Scispot's knowledge graphs are ontologies that contextually connect all of your data within the platform using nodes and edges. Scispot uses AI to collate the information from your ELN (labspaces) and LIMS (labsheets), and bring it together in one graphical format.
As a result, you can track the complete journey of your data and metadata along with their connections graphically.
Scispot also helps customers fine-tune the knowledge graph based on specific use cases per customer.
What are ontologies?
Ontologies in biotech serve as comprehensive frameworks to organize information, enabling entities within the domain to be interconnected uniquely. Think of a knowledge graph as a vast network where each node represents an entity (e.g., a gene, protein, or disease), and edges symbolize the relationships between them. This structure not only facilitates sophisticated searches across diverse datasets but also ensures the integrity of data through a complete chain of custody. For instance, in Scispot's platform, if you're investigating a specific protein's role in a disease, nodes would represent the protein and the disease, and edges would depict their relationship, such as "targets" or "is involved in".
Tracking Chain of Custody
A critical application of these ontologies is tracking the chain of custody in biotech research. For every sample or data point, the knowledge graph can meticulously record its origin, handling, and analysis history. This traceability ensures that researchers can verify the authenticity and integrity of their data, crucial for the reproducibility and validation of findings.
Example:
Imagine tracing the development of a new drug. Each step, from its initial discovery in a specific organism, through various stages of testing and modification, to its final approval for use, can be mapped. Nodes represent the drug at each stage, while edges document processes, results, and transfers between labs or facilities, ensuring transparency and accountability.
Utilizing Data for Machine Learning and Data Science
The rich, structured data from knowledge graphs is invaluable for training machine learning (ML) models, particularly in biotech AI companies aiming to create their own intellectual property (IP). Here's how:
Predictive Modeling: By analyzing the relationships and patterns within the graph, ML algorithms can predict outcomes like drug efficacy or side effects, expediting the discovery process.
Data Integration: Knowledge graphs enable the integration of heterogeneous data sources, offering a holistic view that enhances the quality of ML training datasets.

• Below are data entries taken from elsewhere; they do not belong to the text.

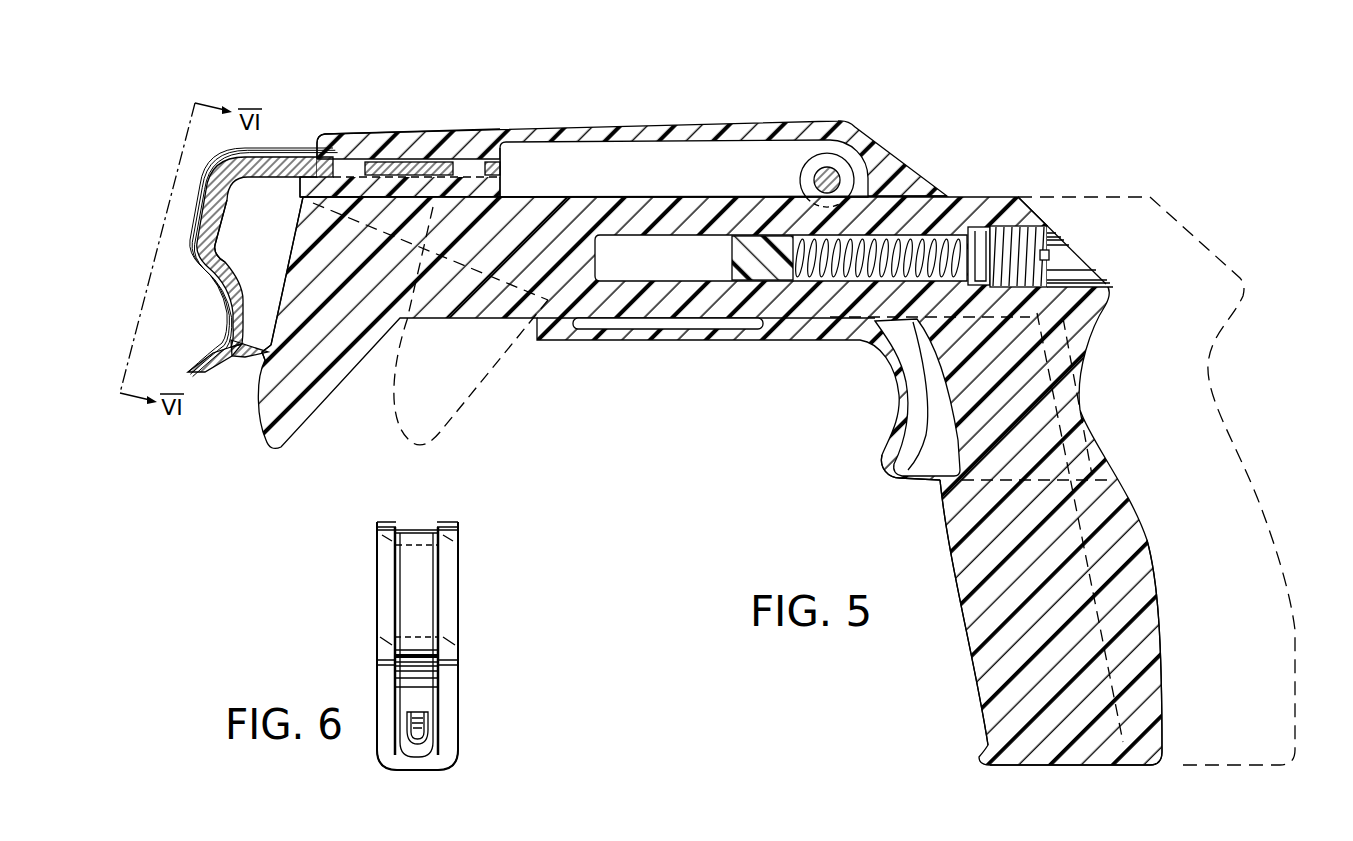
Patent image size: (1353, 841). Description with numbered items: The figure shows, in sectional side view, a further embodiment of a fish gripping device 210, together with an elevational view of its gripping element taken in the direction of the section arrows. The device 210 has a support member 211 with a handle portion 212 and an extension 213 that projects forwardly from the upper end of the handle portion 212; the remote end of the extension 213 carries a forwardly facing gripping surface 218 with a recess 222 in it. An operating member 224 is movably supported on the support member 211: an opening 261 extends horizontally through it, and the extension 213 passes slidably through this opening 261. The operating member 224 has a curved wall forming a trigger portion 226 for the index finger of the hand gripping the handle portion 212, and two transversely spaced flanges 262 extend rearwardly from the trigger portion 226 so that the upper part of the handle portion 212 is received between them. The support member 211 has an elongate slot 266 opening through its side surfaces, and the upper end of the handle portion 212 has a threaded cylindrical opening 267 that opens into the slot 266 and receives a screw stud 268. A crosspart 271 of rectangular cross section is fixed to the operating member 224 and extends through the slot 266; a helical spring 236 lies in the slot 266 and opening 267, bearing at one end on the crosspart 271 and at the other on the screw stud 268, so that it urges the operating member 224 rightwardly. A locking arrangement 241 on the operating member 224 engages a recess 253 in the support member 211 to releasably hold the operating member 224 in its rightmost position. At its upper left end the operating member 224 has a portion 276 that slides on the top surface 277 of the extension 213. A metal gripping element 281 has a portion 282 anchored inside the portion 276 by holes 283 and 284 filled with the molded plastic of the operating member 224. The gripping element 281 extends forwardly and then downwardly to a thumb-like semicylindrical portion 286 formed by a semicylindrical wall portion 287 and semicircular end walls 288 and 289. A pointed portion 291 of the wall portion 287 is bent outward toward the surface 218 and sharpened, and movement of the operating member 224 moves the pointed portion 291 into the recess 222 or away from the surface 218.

In FIG. 5, the fish gripping device 210 is at (648, 355).
In FIG. 5, the support member 211 is at (938, 525).
In FIG. 5, the handle portion 212 is at (993, 653).
In FIG. 5, the extension 213 is at (440, 300).
In FIG. 5, the gripping surface 218 is at (292, 237).
In FIG. 5, the recess 222 is at (258, 365).
In FIG. 5, the operating member 224 is at (592, 128).
In FIG. 5, the trigger portion 226 is at (900, 432).
In FIG. 5, the helical spring 236 is at (847, 262).
In FIG. 5, the locking arrangement 241 is at (815, 155).
In FIG. 5, the recess 253 is at (802, 186).
In FIG. 5, the opening 261 is at (537, 304).
In FIG. 5, the flanges 262 is at (930, 413).
In FIG. 5, the elongate slot 266 is at (636, 274).
In FIG. 5, the threaded cylindrical opening 267 is at (975, 228).
In FIG. 5, the screw stud 268 is at (1025, 228).
In FIG. 5, the crosspart 271 is at (770, 272).
In FIG. 5, the portion 276 is at (390, 134).
In FIG. 5, the top surface 277 is at (550, 193).
In FIG. 5, the gripping element 281 is at (210, 165).
In FIG. 5, the portion 282 is at (373, 163).
In FIG. 5, the hole 283 is at (357, 140).
In FIG. 5, the hole 284 is at (490, 168).
In FIG. 5, the semicylindrical portion 286 is at (197, 320).
In FIG. 6, the semicylindrical portion 286 is at (458, 681).
In FIG. 5, the semicylindrical wall portion 287 is at (238, 285).
In FIG. 6, the semicylindrical wall portion 287 is at (410, 690).
In FIG. 5, the semicircular end wall 288 is at (203, 331).
In FIG. 6, the semicircular end wall 288 is at (390, 730).
In FIG. 6, the semicircular end wall 289 is at (450, 724).
In FIG. 5, the pointed portion 291 is at (243, 352).
In FIG. 6, the pointed portion 291 is at (415, 736).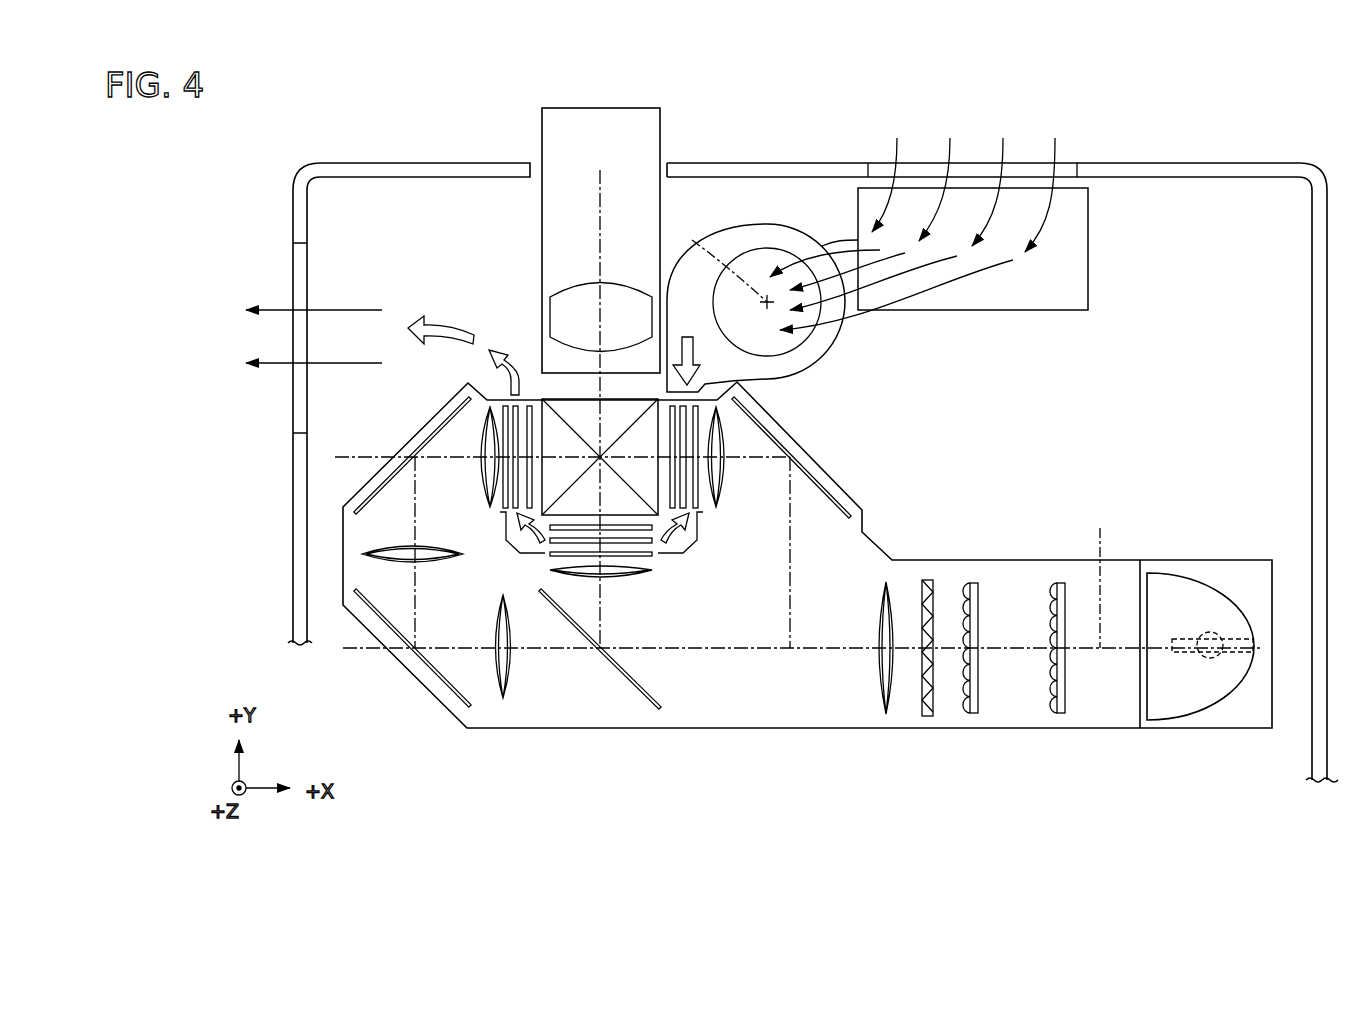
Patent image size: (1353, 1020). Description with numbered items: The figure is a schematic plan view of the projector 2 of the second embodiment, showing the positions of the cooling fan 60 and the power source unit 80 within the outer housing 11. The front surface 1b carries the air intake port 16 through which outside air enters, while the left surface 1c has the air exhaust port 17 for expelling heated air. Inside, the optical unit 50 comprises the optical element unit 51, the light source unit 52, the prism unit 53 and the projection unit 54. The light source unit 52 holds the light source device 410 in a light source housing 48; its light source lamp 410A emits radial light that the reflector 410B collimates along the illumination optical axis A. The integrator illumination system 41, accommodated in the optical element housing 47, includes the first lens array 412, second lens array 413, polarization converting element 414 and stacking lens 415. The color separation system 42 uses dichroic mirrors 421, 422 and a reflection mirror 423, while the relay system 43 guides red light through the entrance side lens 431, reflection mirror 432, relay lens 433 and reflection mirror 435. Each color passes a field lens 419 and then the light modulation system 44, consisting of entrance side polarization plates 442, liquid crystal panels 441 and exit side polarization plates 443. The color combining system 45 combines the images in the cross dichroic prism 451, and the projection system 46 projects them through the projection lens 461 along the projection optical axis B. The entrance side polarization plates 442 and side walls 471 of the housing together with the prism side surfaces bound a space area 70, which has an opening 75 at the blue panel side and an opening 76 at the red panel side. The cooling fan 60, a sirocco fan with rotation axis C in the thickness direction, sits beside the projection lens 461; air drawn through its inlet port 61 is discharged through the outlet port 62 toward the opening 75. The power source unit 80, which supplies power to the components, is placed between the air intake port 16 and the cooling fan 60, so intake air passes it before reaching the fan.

Personalized Medicine: Algorithms can use these graphs to recommend personalized treatment plans by correlating genetic information, disease markers, and drug interactions stored within the graph.
Example:
A biotech company might use a knowledge graph to train an algorithm that predicts the success rate of a novel therapy based on genetic markers. By feeding the model with data on how similar therapies have interacted with those markers in the past (extracted from the graph), the company can refine its research direction and potentially reduce development time and costs.
Conclusion
Scispot's knowledge graphs provide a foundational tool for organizing, tracking, and leveraging biotech data. By enabling precise tracking of the chain of custody and offering structured, interconnected datasets, these graphs are pivotal for advancements in research and the development of AI-driven solutions in biotech. The potential to accelerate discovery, optimize research methodologies, and foster innovation in creating proprietary technologies underscores the transformative impact of knowledge graphs in the field.